Regular Vietnamese golfers are entrepreuners and senior government officials who manage to take time from their busy schedule to play golf, though it takes a golfer, on average, half a day to finish 18 holes.
Part 1: Caddies’ hard work on golf course
Part 2: Caddies’ tears on golf course
Part 3: Life outside golf course
Part 4: Golf and Work
The clients at BS golf course include the director of a Hanoi-based telecommunication firm, and a planner for an oil company. They come to golf three or four days a week. Golfers in Ho Chi Minh City prefer Thu Duc golf course on busy days. Having more free time, they go further to courses in Song Be and Long Thanh – some 50kms from the city.
Their ‘tee off’ (starting) time varies from early morning, 10:00am, or sometimes in the late afternoon.
Tuan, director of a state firm in Hanoi, has numbered tags from different golf courses still attached to his bag of golf clubs, proving that he had played golf at the Royal in Ninh Binh, the Montgomerie Links in Quang Nam and at Long Thanh in Dong Nai during his working trip to Ho Chi Minh City.
“I want to have experiences on all golf courses. A nice girl may have her bad characteristics and an ugly woman may have her own good thing,” said Nguyen Dien, a man in his 50s working in the construction industry.
The 19th hole
One weekend, four golfers from Hanoi smartly laid a bet with their four nice-looing caddies -- one of them would use a number 9 club to tee the ball for the last hole, a par three (or maximum three times) to hit the ball into the hole.
If he could send the ball onto green, the area around the hole, he would win and the four caddies would have to buy lunch for the golfers.
That day, the golfers lost, so the men had to buy a feast for the girls in a restaurant.
Later, the caddies understand that the betting is only in order to get the girls with them to have a fun lunch, as the golfers surely know that to win at the last hole, it must be the number 7 club, and not the 9.
Most golfing sessions end outside the course, and it surely takes much more time, even doubling the time needed to play.
Though the Transport Minister Dinh La Thang issued the decision to ban his staff from playing golf in October last year, golfers have continued to complain about the prohibition.
“If golf is banned by the ministry, tennis, drinking and karaoke should be included on the list. If I have power, I will dismiss all those who are working inefficiently, that’s enough,” said a golfer named Cong who runs a private firm.
“Most government officials who play golf are those who steal time,” another golfer added.
Deals worth billions
Caddies are not allowed to reveal the secrets they witness on the course, especially betting for money or business contracts among golfers.

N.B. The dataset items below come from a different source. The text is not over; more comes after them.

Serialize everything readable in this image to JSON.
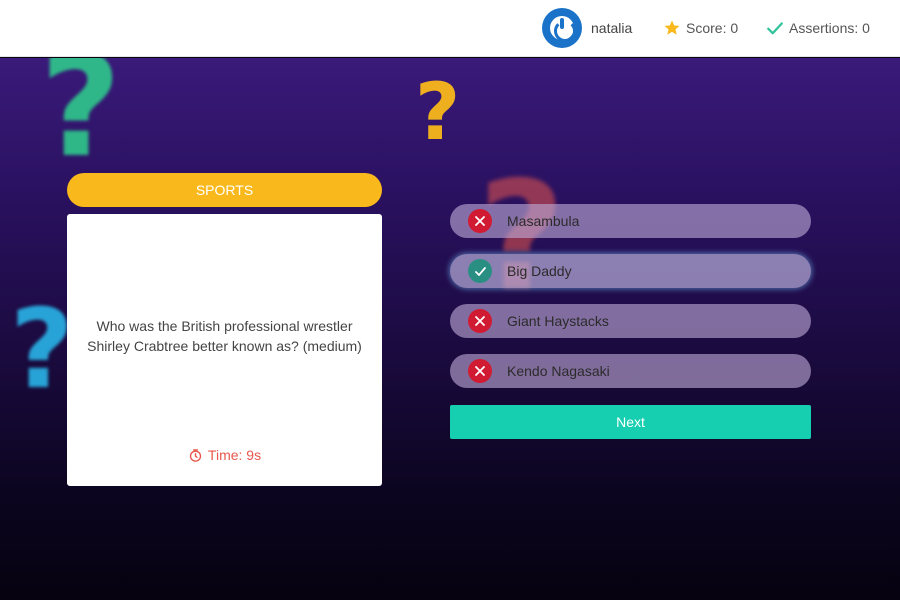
{
  "header": {
    "username": "natalia",
    "score_label": "Score: 0",
    "assertions_label": "Assertions: 0",
    "avatar_color": "#1a73c8"
  },
  "question": {
    "category": "SPORTS",
    "text": "Who was the British professional wrestler Shirley Crabtree better known as? (medium)",
    "timer_label": "Time: 9s",
    "category_color": "#f9b81b"
  },
  "answers": [
    {
      "label": "Masambula",
      "status": "incorrect",
      "icon": "x-icon"
    },
    {
      "label": "Big Daddy",
      "status": "correct",
      "icon": "check-icon"
    },
    {
      "label": "Giant Haystacks",
      "status": "incorrect",
      "icon": "x-icon"
    },
    {
      "label": "Kendo Nagasaki",
      "status": "incorrect",
      "icon": "x-icon"
    }
  ],
  "next_button": {
    "label": "Next",
    "color": "#15cfb0"
  },
  "background": {
    "glyph": "?",
    "colors": [
      "#2fc98c",
      "#f9b81b",
      "#e8574e",
      "#2ab4e8"
    ]
  },
  "icons": {
    "score": "star-icon",
    "assertions": "check-icon",
    "timer": "stopwatch-icon"
  }
}
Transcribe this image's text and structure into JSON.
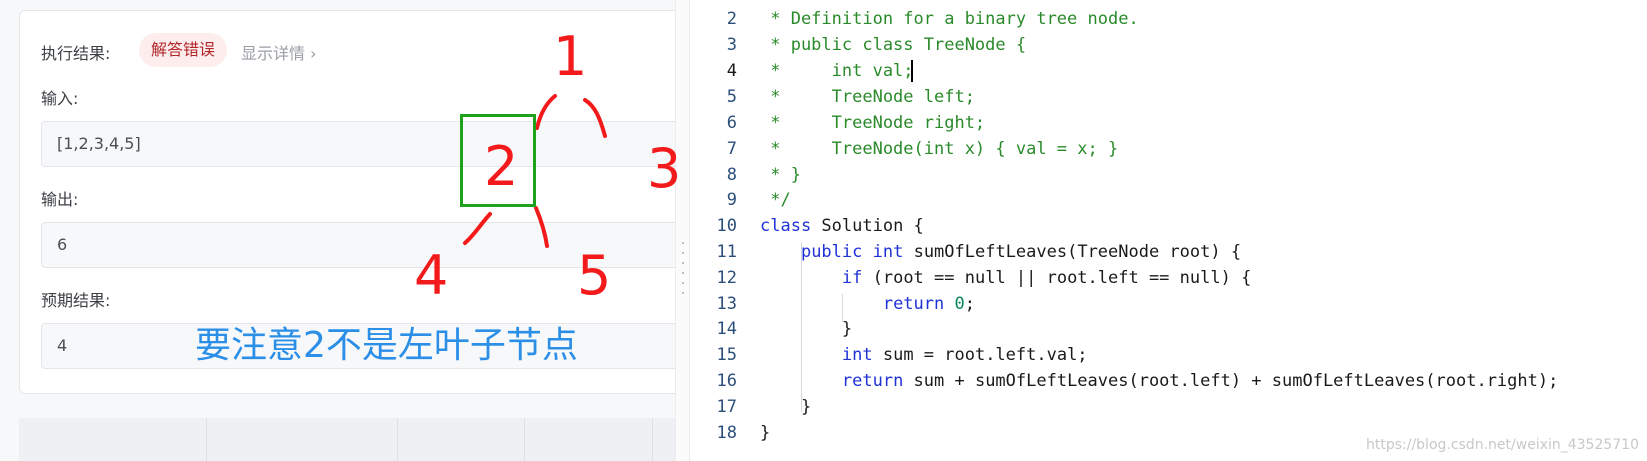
{
  "result_panel": {
    "exec_label": "执行结果:",
    "status_badge": "解答错误",
    "details_link": "显示详情 ›",
    "input_label": "输入:",
    "input_value": "[1,2,3,4,5]",
    "output_label": "输出:",
    "output_value": "6",
    "expected_label": "预期结果:",
    "expected_value": "4"
  },
  "editor": {
    "line_numbers": [
      "2",
      "3",
      "4",
      "5",
      "6",
      "7",
      "8",
      "9",
      "10",
      "11",
      "12",
      "13",
      "14",
      "15",
      "16",
      "17",
      "18"
    ],
    "active_line": "4",
    "watermark": "https://blog.csdn.net/weixin_43525710"
  },
  "annotations": {
    "node_1": "1",
    "node_2": "2",
    "node_3": "3",
    "node_4": "4",
    "node_5": "5",
    "note": "要注意2不是左叶子节点"
  },
  "colors": {
    "error_text": "#b2262a",
    "annotation_red": "#f21a1a",
    "annotation_green": "#1ea21e",
    "annotation_blue": "#2b8fe8",
    "keyword_blue": "#1f32d6",
    "comment_green": "#2a8a2a"
  }
}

Sitting at the beginning of the course, a golfer struck up a conversation with his caddie, “I am tired today, but come here for business. Normally, it’s not easy to have a discussion with a province’s leader, but on the golf course, it’s quite different.”
During conversations between a garment firm director and a deputy minister on the golf course, the director was heard saying, “Rubbing sun cream to protect your skin”, “Do you get used to this driver club [a kind of golf club]?”
The director was offering ‘intensive care’ to the official and lent him clubs to play with on a day when they took over five hours to finish 18 holes. The government official didn’t play well while the director seemed to be restraining himself.
‘Contracted’ games between businessmen and officials normally end with the former losing, usually blaming it on anunlucky day. That day, the garment tycoon lost VND40 million (US$1,900) to the official.
Such bets are just the tip of the iceberg.
‘Heavy bettors’ on golf course are nicknamed ‘ca sau’ (crocodiles), and can make bets of up to billions of dongs for a game.
A caddie named Tran revealed that those ‘crocodiles’ don’t pay their money on the course, but count them on points to settle outside afterwards.